Completely homemade smartglasses

Posted: Sun May 19, 2019 9:00 pm
by micahlt
Hey guys...
I’m a beginner on the Rasberry Pi, and I’m going to make some smart glasses. I’m using a toy spy car that could transmit video to a headset to create the NED (near eye display). By breaking open the headset, I found that it uses the CyberDisplay 300M LV LCD display by KOPIN. I’ve even found a data sheet for this obscure display: https://www.electronicsdatasheets.com/d ... format=pdf. The sheet states that the display has the same display architecture as the industry standard LCD monitor or TV. This should enable it to connect to a Pi through the GPIO pins. However, I can’t find out which inputs I’ll need to connect to which pins, and if I’ll need a certain driver. Inside the headset is also a KOPIN A300 controller: https://datasheetspdf.com/pdf/672941/KO ... -A300-QB/3. I don’t think it should be necessary to include this, but I’m a noob. If ANYONE can help out, I’d greatly appreciate it. I’ve included some images below for reference.

Image

Image

Image

Image

Image

Re: Completely homemade smartglasses

Posted: Thu Jan 09, 2020 7:23 pm
by Nikolaus
It needs a NTSC or PAL Signal. In Raspberry is HDMI. This will not work.

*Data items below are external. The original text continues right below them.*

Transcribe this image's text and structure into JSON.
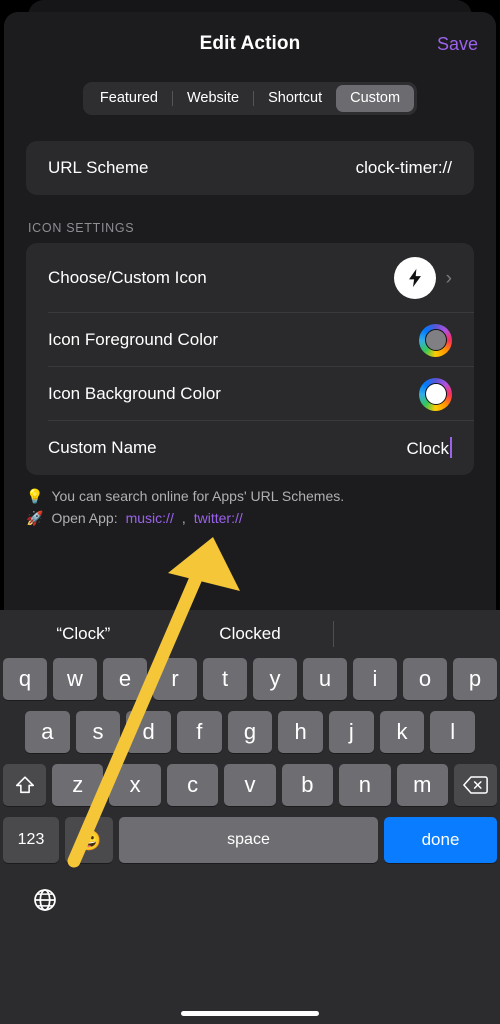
{
  "header": {
    "title": "Edit Action",
    "save_label": "Save"
  },
  "segmented": {
    "options": [
      "Featured",
      "Website",
      "Shortcut",
      "Custom"
    ],
    "selected": "Custom"
  },
  "url_row": {
    "label": "URL Scheme",
    "value": "clock-timer://"
  },
  "icon_settings": {
    "section_title": "ICON SETTINGS",
    "rows": [
      {
        "label": "Choose/Custom Icon",
        "icon": "lightning-bolt-icon",
        "chevron": "›"
      },
      {
        "label": "Icon Foreground Color",
        "swatch": "color-wheel-icon",
        "swatch_center": "#808084"
      },
      {
        "label": "Icon Background Color",
        "swatch": "color-wheel-icon",
        "swatch_center": "#ffffff"
      },
      {
        "label": "Custom Name",
        "value": "Clock"
      }
    ]
  },
  "hints": [
    {
      "emoji": "💡",
      "text": "You can search online for Apps' URL Schemes."
    },
    {
      "emoji": "🚀",
      "prefix": "Open App:",
      "link1": "music://",
      "separator": ",",
      "link2": "twitter://"
    }
  ],
  "keyboard": {
    "suggestions": [
      "“Clock”",
      "Clocked"
    ],
    "row1": [
      "q",
      "w",
      "e",
      "r",
      "t",
      "y",
      "u",
      "i",
      "o",
      "p"
    ],
    "row2": [
      "a",
      "s",
      "d",
      "f",
      "g",
      "h",
      "j",
      "k",
      "l"
    ],
    "row3": [
      "z",
      "x",
      "c",
      "v",
      "b",
      "n",
      "m"
    ],
    "shift_label": "⇧",
    "backspace_label": "⌫",
    "numbers_label": "123",
    "emoji_label": "😀",
    "space_label": "space",
    "done_label": "done",
    "globe_label": "🌐"
  },
  "colors": {
    "accent_purple": "#9b62ec",
    "done_blue": "#0a7cff",
    "annotation_yellow": "#f5c638",
    "sheet_bg": "#1c1c1e",
    "card_bg": "#2a2a2c",
    "key_bg": "#6e6e72"
  }
}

Re: Completely homemade smartglasses

Posted: Fri Jan 10, 2020 7:15 am
by rpdom
Nikolaus wrote:
Thu Jan 09, 2020 7:23 pm
It needs a NTSC or PAL Signal. In Raspberry is HDMI. This will not work.
All Pi models have Composite Video output in NTSC or PAL. On the Zero you need to add your own connector, but the others have either an RCA/Phono Jack (very early models) or the TRRS A/V 3.5mm socket.